The Strategic National Stockpile (SNS), originally called the National Pharmaceutical Stockpile (NPS), is the United States' national repository of antibiotics, vaccines, chemical antidotes, antitoxins, and other critical medical supplies. Its website states:

"The Strategic National Stockpile's role is to supplement state and local supplies during public health emergencies. Many states have products stockpiled, as well. The supplies, medicines, and devices for life-saving care contained in the stockpile can be used as a short-term stopgap buffer when the immediate supply of adequate amounts of these materials may not be immediately available."

The actual supply of drugs and supplies that make up the SNS are located in 12 secret locations strategically placed throughout the US. The locations appear to look like ordinary commercial warehouses. Inside the warehouses, supplies are stacked on shelves that can measure five stories high. Armed personnel guard the warehouse contents and, according to NPR in 2020, during the COVID-19 global pandemic, "rows of ventilators, which can support people who are having trouble breathing, are kept charged up and ready to roll at a moment's notice."

The SNS holds a variety of items that would be helpful to the general population in the event of a widespread disease outbreak.[citation needed]

Each push pack weighs about 50 short tons (100,000 lb; 45 t; 45,000 kg). Its contents include broad-spectrum oral and intravenous antibiotics, emergency medicines, IV fluids and kits, airway equipment, bandages, vaccines, antitoxins, and ventilators. The material deploys by unmarked trucks and airplanes within 12 hours of the receipt of a request by the CDC. The U.S. Marshals Service provides armed security from these federal sites to local destinations. The SNS has adequate vaccines and countermeasures in its stockpile, including 300 million smallpox treatment courses and enough anthrax vaccines to handle a three-city incident.

CHEMPACKs contain nerve agent antidotes to help in the event of a nerve agent attack or industrial accident. As of 2015, 1,960 CHEMPACKs were forward-deployed in more than 1,340 locations across every state and territory of the United States.

During the first decade of the Cold War, the United States accumulated a civil defense medical stockpile at 32 storage facilities. The supplies began to degrade in the 1960s, and were disposed of and the stockpile program closed in 1974.

In April 1998, President Bill Clinton read the Richard Preston novel The Cobra Event, a fiction book about a mad scientist spreading a virus throughout New York City.
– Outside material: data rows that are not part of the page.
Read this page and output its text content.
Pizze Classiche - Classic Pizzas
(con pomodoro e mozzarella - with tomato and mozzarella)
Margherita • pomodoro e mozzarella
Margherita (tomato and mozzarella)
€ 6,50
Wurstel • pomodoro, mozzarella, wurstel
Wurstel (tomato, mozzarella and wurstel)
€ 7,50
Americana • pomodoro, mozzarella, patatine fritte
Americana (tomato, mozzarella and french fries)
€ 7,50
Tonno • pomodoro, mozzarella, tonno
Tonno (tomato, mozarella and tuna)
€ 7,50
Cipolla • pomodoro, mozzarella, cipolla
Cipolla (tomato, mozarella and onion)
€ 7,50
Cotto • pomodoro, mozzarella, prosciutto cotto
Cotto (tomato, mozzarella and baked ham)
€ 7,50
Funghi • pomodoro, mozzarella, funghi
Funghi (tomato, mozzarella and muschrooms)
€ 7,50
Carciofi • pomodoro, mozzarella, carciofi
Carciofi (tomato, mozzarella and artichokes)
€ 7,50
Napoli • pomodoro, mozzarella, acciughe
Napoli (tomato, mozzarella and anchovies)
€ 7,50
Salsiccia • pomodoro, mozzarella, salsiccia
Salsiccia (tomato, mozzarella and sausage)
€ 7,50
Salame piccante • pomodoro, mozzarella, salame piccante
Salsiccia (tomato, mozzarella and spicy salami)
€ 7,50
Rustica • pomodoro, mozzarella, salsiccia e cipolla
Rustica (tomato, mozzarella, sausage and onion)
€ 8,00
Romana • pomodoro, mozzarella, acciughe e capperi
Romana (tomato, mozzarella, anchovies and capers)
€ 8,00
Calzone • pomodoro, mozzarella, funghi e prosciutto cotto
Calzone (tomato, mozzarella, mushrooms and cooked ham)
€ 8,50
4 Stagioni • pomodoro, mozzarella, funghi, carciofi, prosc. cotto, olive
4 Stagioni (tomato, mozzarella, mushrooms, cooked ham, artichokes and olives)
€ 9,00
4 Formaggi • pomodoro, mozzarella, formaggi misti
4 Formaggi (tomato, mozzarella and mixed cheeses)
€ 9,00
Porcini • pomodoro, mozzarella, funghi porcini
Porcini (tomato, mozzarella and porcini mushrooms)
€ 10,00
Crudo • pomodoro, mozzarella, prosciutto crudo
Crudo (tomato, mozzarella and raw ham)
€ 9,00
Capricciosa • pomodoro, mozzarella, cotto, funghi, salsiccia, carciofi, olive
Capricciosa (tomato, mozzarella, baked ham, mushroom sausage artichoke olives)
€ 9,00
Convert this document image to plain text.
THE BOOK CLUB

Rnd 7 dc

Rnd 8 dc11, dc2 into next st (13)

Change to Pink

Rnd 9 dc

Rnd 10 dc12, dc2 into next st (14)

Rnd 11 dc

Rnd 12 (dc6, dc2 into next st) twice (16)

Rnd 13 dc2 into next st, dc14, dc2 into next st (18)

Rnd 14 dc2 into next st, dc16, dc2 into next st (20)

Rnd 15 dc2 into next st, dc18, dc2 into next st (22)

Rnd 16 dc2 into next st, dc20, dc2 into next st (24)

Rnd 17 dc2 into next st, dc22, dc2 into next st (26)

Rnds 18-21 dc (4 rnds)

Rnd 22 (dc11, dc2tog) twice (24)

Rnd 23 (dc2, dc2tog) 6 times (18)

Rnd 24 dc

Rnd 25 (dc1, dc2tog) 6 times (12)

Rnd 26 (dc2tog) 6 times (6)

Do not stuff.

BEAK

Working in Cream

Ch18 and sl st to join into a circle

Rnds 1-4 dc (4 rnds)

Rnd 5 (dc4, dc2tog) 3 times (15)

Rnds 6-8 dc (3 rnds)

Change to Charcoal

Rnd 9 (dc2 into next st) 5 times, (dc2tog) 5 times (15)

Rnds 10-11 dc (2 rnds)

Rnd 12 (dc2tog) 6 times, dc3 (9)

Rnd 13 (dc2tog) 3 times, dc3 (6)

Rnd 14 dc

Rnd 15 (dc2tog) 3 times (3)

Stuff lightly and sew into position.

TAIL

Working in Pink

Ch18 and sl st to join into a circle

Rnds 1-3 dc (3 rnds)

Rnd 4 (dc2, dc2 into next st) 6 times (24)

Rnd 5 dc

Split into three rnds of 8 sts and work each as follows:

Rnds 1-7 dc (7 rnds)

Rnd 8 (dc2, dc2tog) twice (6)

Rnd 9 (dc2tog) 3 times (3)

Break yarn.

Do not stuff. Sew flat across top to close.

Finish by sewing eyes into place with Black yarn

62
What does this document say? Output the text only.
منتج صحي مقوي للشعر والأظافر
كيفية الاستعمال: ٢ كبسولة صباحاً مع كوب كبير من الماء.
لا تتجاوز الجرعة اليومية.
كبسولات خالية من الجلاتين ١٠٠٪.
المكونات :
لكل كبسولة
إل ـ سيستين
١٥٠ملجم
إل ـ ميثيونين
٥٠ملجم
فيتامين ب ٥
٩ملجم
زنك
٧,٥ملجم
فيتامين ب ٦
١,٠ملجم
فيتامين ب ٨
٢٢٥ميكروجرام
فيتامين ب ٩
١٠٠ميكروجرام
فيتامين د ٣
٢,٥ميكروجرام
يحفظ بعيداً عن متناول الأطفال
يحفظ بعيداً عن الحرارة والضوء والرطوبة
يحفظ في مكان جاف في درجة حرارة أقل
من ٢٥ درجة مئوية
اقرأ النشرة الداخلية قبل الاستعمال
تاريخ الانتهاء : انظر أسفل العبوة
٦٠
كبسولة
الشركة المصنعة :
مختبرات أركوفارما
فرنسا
As a result, Clinton held a meeting with scientists and cabinet officials to discuss the threat of bioterrorism. He was so impressed that he asked the experts to meet with senior-level aides at the Department of Defense and in the Department of Health and Human Services. At that time, the government had stockpiles of medications for military personnel, but did not have them for civilians. Shortly after, The Washington Post wrote that Clinton surprised many in Washington at how fast he and his National Security Council had moved to change that. By October, Clinton signed into law a new budget of $51 million for prescription drugs and vaccine stockpiling to be carried out by the CDC.